The feeling of certainty persisted even when he reviewed the medical facts. There was a distinct personality profile common to those who became dependent on the drug, and he had never heard of spontaneous remissions or unaided escapes. His entire future had been predicted around the fact that he was hooked on felicitin… (Was "hooked" a sufficiently graphic word? How about skewered? Or impaled?)… and now, suddenly, the drug was irrelevant.

A sputtering sound from the aircraft's power plant drew Mathieu's attention to the scattered wreckage, and his sense of wonder over his survival returned. The contours of the ground must have exactly matched the ship's line of flight, giving it seconds instead of microseconds in which to shed its kinetic energy, and thereby saving his life. Such events were not unknown in aviation lore — a similar thing had happened to St. Exupery in North Africa — but still he had a distinct sense of the miraculous. A religious man would have been down on his knees giving thanks to God. Mathieu, however, had more earthly concerns, among them the question of how long it would take him to get back to Madison City so that he could proceed with the important business of being alive.
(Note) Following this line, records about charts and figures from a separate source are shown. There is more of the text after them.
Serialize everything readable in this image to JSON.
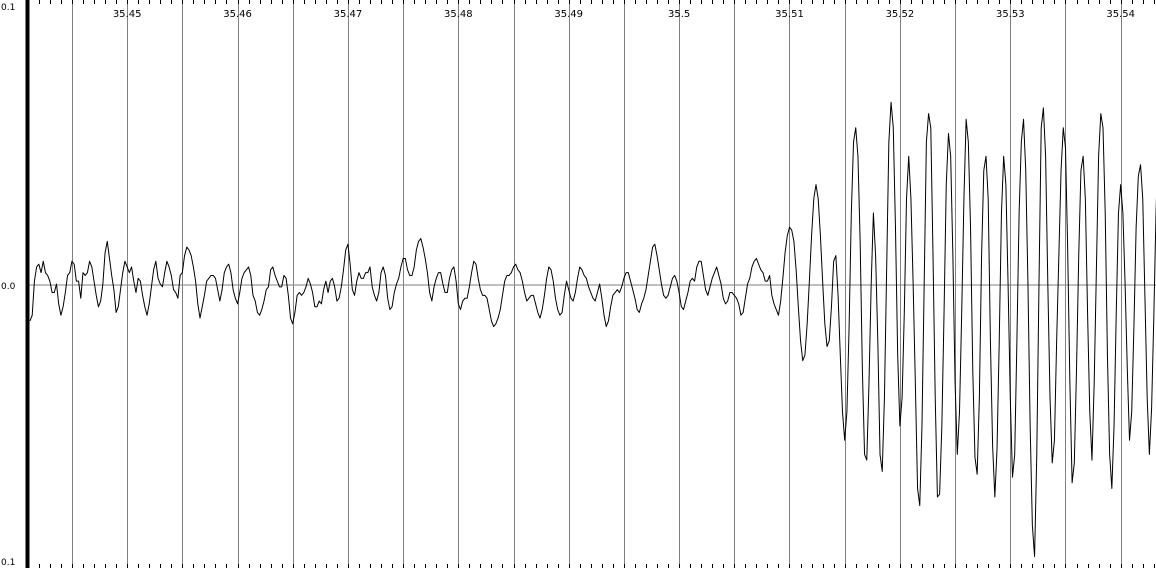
{
  "chart_data": {
    "type": "line",
    "title": "",
    "xlabel": "",
    "ylabel": "",
    "xlim": [
      35.4412,
      35.5432
    ],
    "ylim": [
      -0.1,
      0.1
    ],
    "x_ticks": [
      "35.45",
      "35.46",
      "35.47",
      "35.48",
      "35.49",
      "35.5",
      "35.51",
      "35.52",
      "35.53",
      "35.54"
    ],
    "x_tick_values": [
      35.45,
      35.46,
      35.47,
      35.48,
      35.49,
      35.5,
      35.51,
      35.52,
      35.53,
      35.54
    ],
    "y_labels": {
      "top": "0.1",
      "zero": "0.0",
      "bottom": "0.1"
    },
    "grid": true,
    "legend": "none",
    "line_color": "#000000",
    "grid_color": "#808080",
    "series": [
      {
        "sample_interval": 0.0002,
        "values": [
          -0.013,
          -0.011,
          0.001,
          0.006,
          0.007,
          0.004,
          0.008,
          0.004,
          0.003,
          0.001,
          -0.003,
          -0.003,
          0.0,
          -0.007,
          -0.011,
          -0.008,
          -0.003,
          0.003,
          0.004,
          0.008,
          0.007,
          0.001,
          0.001,
          -0.005,
          0.004,
          0.003,
          0.004,
          0.008,
          0.006,
          0.001,
          -0.004,
          -0.008,
          -0.006,
          0.0,
          0.011,
          0.015,
          0.009,
          0.003,
          -0.002,
          -0.01,
          -0.008,
          -0.002,
          0.004,
          0.008,
          0.006,
          0.004,
          0.006,
          0.001,
          -0.003,
          0.002,
          0.001,
          -0.004,
          -0.008,
          -0.011,
          -0.007,
          -0.001,
          0.005,
          0.008,
          0.002,
          0.0,
          -0.001,
          0.004,
          0.008,
          0.006,
          0.003,
          -0.002,
          -0.003,
          -0.005,
          0.003,
          0.004,
          0.01,
          0.013,
          0.012,
          0.01,
          0.006,
          0.001,
          -0.007,
          -0.012,
          -0.008,
          -0.004,
          0.001,
          0.002,
          0.003,
          0.003,
          0.002,
          -0.002,
          -0.006,
          -0.002,
          0.004,
          0.006,
          0.007,
          0.004,
          -0.002,
          -0.005,
          -0.007,
          -0.003,
          0.002,
          0.004,
          0.005,
          0.006,
          0.003,
          -0.004,
          -0.006,
          -0.01,
          -0.011,
          -0.009,
          -0.006,
          -0.002,
          -0.001,
          0.005,
          0.006,
          0.003,
          0.001,
          -0.001,
          -0.001,
          0.003,
          0.002,
          -0.004,
          -0.012,
          -0.014,
          -0.01,
          -0.004,
          -0.003,
          -0.004,
          -0.003,
          -0.001,
          0.002,
          0.0,
          -0.003,
          -0.008,
          -0.008,
          -0.006,
          -0.007,
          -0.002,
          0.001,
          -0.003,
          0.001,
          0.002,
          -0.001,
          -0.006,
          -0.005,
          -0.001,
          0.005,
          0.012,
          0.014,
          0.007,
          -0.002,
          -0.004,
          0.001,
          0.004,
          0.002,
          0.002,
          0.004,
          0.004,
          0.006,
          -0.001,
          -0.004,
          -0.006,
          -0.003,
          0.004,
          0.006,
          0.003,
          -0.005,
          -0.009,
          -0.008,
          -0.003,
          0.0,
          0.002,
          0.006,
          0.009,
          0.009,
          0.005,
          0.003,
          0.003,
          0.006,
          0.012,
          0.015,
          0.016,
          0.013,
          0.009,
          0.004,
          -0.003,
          -0.006,
          -0.001,
          0.002,
          0.004,
          0.004,
          0.0,
          -0.003,
          -0.003,
          0.002,
          0.005,
          0.006,
          0.001,
          -0.007,
          -0.009,
          -0.006,
          -0.005,
          -0.005,
          -0.001,
          0.004,
          0.008,
          0.007,
          0.002,
          -0.002,
          -0.004,
          -0.004,
          -0.005,
          -0.009,
          -0.013,
          -0.015,
          -0.014,
          -0.012,
          -0.009,
          -0.004,
          0.001,
          0.003,
          0.003,
          0.004,
          0.006,
          0.007,
          0.005,
          0.004,
          0.001,
          -0.003,
          -0.006,
          -0.005,
          -0.004,
          -0.004,
          -0.007,
          -0.01,
          -0.012,
          -0.009,
          -0.004,
          0.002,
          0.006,
          0.005,
          0.001,
          -0.005,
          -0.009,
          -0.011,
          -0.01,
          -0.004,
          0.001,
          -0.002,
          -0.005,
          -0.006,
          -0.003,
          0.002,
          0.006,
          0.005,
          0.003,
          0.002,
          -0.001,
          -0.003,
          -0.005,
          -0.006,
          -0.003,
          0.0,
          -0.005,
          -0.011,
          -0.015,
          -0.013,
          -0.008,
          -0.004,
          -0.003,
          -0.002,
          -0.003,
          -0.001,
          0.002,
          0.004,
          0.004,
          0.001,
          -0.002,
          -0.005,
          -0.009,
          -0.01,
          -0.007,
          -0.005,
          -0.002,
          0.003,
          0.008,
          0.013,
          0.014,
          0.01,
          0.005,
          0.0,
          -0.004,
          -0.005,
          -0.004,
          -0.001,
          0.002,
          0.003,
          0.001,
          -0.003,
          -0.008,
          -0.009,
          -0.006,
          -0.003,
          0.001,
          0.002,
          0.001,
          0.006,
          0.008,
          0.008,
          0.003,
          -0.002,
          -0.004,
          -0.001,
          0.002,
          0.004,
          0.006,
          0.003,
          0.0,
          -0.005,
          -0.007,
          -0.006,
          -0.003,
          -0.003,
          -0.004,
          -0.005,
          -0.007,
          -0.011,
          -0.01,
          -0.005,
          0.0,
          0.002,
          0.006,
          0.008,
          0.009,
          0.007,
          0.005,
          0.004,
          0.001,
          0.001,
          0.003,
          -0.004,
          -0.007,
          -0.009,
          -0.011,
          -0.006,
          0.002,
          0.011,
          0.017,
          0.02,
          0.019,
          0.015,
          0.005,
          -0.008,
          -0.02,
          -0.027,
          -0.025,
          -0.014,
          0.001,
          0.017,
          0.03,
          0.035,
          0.03,
          0.017,
          0.001,
          -0.014,
          -0.022,
          -0.02,
          -0.008,
          0.008,
          0.01,
          -0.004,
          -0.025,
          -0.045,
          -0.055,
          -0.045,
          -0.015,
          0.025,
          0.05,
          0.055,
          0.045,
          0.015,
          -0.03,
          -0.06,
          -0.062,
          -0.035,
          0.0,
          0.025,
          0.01,
          -0.02,
          -0.06,
          -0.066,
          -0.04,
          0.005,
          0.05,
          0.064,
          0.055,
          0.02,
          -0.025,
          -0.05,
          -0.04,
          -0.01,
          0.03,
          0.045,
          0.03,
          0.0,
          -0.035,
          -0.072,
          -0.078,
          -0.05,
          0.0,
          0.05,
          0.06,
          0.055,
          0.01,
          -0.04,
          -0.075,
          -0.074,
          -0.05,
          -0.01,
          0.035,
          0.053,
          0.045,
          0.01,
          -0.035,
          -0.06,
          -0.045,
          -0.01,
          0.03,
          0.058,
          0.05,
          0.02,
          -0.03,
          -0.061,
          -0.067,
          -0.04,
          0.01,
          0.04,
          0.045,
          0.03,
          -0.02,
          -0.057,
          -0.075,
          -0.058,
          -0.02,
          0.025,
          0.045,
          0.035,
          0.0,
          -0.04,
          -0.068,
          -0.06,
          -0.02,
          0.025,
          0.05,
          0.058,
          0.04,
          0.0,
          -0.05,
          -0.085,
          -0.096,
          -0.06,
          0.0,
          0.055,
          0.062,
          0.045,
          0.0,
          -0.04,
          -0.063,
          -0.055,
          -0.02,
          0.01,
          0.04,
          0.055,
          0.048,
          0.012,
          -0.035,
          -0.07,
          -0.063,
          -0.03,
          0.01,
          0.04,
          0.045,
          0.03,
          -0.01,
          -0.045,
          -0.062,
          -0.035,
          0.005,
          0.045,
          0.06,
          0.055,
          0.025,
          -0.025,
          -0.06,
          -0.072,
          -0.05,
          -0.01,
          0.025,
          0.035,
          0.025,
          0.0,
          -0.03,
          -0.055,
          -0.045,
          -0.015,
          0.02,
          0.038,
          0.042,
          0.03,
          -0.005,
          -0.04,
          -0.06,
          -0.044,
          -0.012,
          0.025,
          0.05,
          0.058,
          0.042,
          0.005,
          -0.04,
          -0.08,
          -0.064,
          -0.03,
          0.01,
          0.045,
          0.06,
          0.045,
          0.01,
          -0.03,
          -0.061,
          -0.065,
          -0.045,
          -0.01,
          0.025,
          0.05,
          0.058,
          0.045,
          0.012,
          -0.025,
          -0.052,
          -0.048,
          -0.015,
          0.028,
          0.055,
          0.05,
          0.02,
          -0.02,
          -0.052,
          -0.065,
          -0.045
        ]
      }
    ]
  }
}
He was alone in a sea of verdant green which shaded into blue as it reached the vaporous blur of the horizon. This area of what had once been Alabama had been deregistered more than a century earlier and now it looked as though it had never been touched, as though the first boats had yet to come straggling across the Pacific.

The nearest population centre was probably Madison City itself, hundreds of kilometres to the east, so there was no point in straying from the wreckage of his aircraft. With the gradual emptying of the country's airspace, all the paraphernalia of traffic control had been abandoned in favour of a system using computers in each aircraft. The transport department computer in Madison would have known about the crash as soon as it had happened, and in theory an emergency team should already be on its way to him.

Deciding that he should get some gentle exercise while waiting to be picked up, Mathieu began walking along the hillside. He had taken only a few paces when his attention was caught by a pulsing speck of ruby light which appeared low above the eastern horizon. It was the beacon of an aircraft which seemed to be heading in his direction.